We both know this is just the talking stage. All this may be premature or not, but I feel these same energies will carry over to the next stage. If I don’t speak up now, if we don’t work us out, I’ll just endure this dissatisfaction indefinitely.
Here’s the truth: I want more of you. We’re fundamentally different people, and that’s okay. We can teach each other our love languages, learn how we want to be loved, held, treated, and respected.
I know these words might upset you. I hope they don’t. I hope they breathe life into your heart instead. Because I’m writing this precisely because I care. I haven’t taken the easy way out; I’ve chosen to stick with you, to share these thoughts with you.
What I want is a mature, healthy, communication-driven love with you. A space where you’re comfortable sharing your discomforts with me. Where you teach me how you want to be loved, held, and cared for, just as I’ll educate you.
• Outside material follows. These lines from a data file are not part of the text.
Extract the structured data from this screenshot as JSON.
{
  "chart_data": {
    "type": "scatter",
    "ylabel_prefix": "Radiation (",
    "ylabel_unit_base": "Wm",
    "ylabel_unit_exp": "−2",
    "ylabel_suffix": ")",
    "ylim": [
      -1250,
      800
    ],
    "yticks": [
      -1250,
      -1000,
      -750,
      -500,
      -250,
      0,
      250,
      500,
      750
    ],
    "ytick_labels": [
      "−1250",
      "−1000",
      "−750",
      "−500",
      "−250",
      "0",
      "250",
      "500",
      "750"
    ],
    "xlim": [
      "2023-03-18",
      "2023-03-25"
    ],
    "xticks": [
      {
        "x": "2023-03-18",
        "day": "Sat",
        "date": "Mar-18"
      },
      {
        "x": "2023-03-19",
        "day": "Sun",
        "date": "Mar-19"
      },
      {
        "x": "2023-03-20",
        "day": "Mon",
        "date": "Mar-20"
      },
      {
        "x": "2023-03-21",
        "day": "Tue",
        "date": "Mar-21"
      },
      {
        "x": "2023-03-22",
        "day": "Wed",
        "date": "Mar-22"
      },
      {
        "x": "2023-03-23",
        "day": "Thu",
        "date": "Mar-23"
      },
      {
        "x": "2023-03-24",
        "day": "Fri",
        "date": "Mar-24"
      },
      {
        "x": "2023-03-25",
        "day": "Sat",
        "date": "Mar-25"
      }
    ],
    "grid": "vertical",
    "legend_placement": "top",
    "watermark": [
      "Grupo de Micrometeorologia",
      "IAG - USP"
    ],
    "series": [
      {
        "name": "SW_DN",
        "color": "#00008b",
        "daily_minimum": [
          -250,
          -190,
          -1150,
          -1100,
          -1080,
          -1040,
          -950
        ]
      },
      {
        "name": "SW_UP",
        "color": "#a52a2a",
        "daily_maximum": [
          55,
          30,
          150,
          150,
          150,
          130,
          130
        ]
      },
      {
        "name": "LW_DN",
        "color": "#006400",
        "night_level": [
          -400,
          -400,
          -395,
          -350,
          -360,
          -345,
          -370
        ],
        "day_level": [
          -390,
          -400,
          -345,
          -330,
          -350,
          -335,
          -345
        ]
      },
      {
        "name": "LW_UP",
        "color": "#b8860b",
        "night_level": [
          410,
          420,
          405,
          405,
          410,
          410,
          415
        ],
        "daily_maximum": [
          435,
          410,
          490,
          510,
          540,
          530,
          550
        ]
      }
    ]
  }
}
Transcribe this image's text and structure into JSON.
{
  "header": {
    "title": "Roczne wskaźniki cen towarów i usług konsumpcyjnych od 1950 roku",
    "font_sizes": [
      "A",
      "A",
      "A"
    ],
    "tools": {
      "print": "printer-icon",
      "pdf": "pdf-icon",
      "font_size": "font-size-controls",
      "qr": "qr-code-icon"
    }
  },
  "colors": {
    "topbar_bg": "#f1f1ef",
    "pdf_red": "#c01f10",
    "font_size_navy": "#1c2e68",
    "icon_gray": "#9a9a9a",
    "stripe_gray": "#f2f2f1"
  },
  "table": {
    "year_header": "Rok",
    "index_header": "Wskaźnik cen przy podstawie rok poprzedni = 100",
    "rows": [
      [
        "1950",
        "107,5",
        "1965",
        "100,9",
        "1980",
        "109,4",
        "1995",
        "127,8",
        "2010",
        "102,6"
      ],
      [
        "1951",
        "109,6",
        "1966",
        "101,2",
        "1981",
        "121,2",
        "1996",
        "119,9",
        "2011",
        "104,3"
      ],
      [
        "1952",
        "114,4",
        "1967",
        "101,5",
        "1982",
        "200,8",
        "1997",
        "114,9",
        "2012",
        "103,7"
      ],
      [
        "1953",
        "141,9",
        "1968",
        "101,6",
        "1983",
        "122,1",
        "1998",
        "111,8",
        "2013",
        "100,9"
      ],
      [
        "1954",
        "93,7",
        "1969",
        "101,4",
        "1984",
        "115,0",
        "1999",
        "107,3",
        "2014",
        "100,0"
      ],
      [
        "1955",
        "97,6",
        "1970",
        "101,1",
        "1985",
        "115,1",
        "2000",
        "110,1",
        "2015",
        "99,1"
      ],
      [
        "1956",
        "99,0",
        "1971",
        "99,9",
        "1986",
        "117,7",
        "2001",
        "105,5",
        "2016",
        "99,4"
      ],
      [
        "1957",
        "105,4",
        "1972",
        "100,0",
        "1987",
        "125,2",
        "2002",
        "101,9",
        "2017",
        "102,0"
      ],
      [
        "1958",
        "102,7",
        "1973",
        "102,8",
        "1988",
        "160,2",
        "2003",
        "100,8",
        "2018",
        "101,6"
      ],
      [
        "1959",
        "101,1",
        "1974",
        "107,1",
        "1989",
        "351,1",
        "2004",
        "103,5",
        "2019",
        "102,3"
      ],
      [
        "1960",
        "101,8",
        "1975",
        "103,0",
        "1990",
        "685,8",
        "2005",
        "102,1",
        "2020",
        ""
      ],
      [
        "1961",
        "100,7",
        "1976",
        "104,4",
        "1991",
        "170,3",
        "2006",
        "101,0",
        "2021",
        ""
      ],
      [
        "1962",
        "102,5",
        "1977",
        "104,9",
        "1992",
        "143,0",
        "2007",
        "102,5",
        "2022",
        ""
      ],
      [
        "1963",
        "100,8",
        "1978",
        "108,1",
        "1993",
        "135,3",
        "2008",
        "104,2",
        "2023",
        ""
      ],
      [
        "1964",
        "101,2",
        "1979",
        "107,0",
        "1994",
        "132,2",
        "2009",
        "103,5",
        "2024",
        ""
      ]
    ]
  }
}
I woke up this morning thinking about how I’d like to write you a poem, to tell you how I think you’re the love of my life, the most beautiful woman on earth, and how you make me feel. I guess this, in many ways, is equally a love letter to you.
Love, Nuel
23rd July, 2025

It was a yound lady I met a while back. She had shown me sheeegeee! I had at some point recently come to the conclusion that women in our time especially 9ja girl are selfish n self-centered.
I understand the chase, when the man shows a lady his interested in her, and attempt to woo her. But many have lost thier minds in thinking the man is the only one who should be doing the chasing after.
In this particular case I found out that I was the sole driver of our daily conversations n no energy was reciprocated or no conversation was ever initiated on her part other than favors. Which really is a sad thing.
So I checked out, I love myself beyond words, if a lady will not show me she is interested in me by asking questions, taking initiatives to want to learn about me as I would, she isn't worth my efforts.
Let all fade away as I can not do two people's job.
Songs of Solomon teaches that the woman chases the man also... so much she endured the severe treatment of the watchers of the city, she wouldn't give up until she found her lover.
When last as a man did a round woman genuinely showed that she was interested in you? Beyond words unto daily actions that showed she was really into you. If she isn't doing this, dear king, go find you a queen.
Had to read this over. It's beautiful. Made me think of someone. Who did you write this for?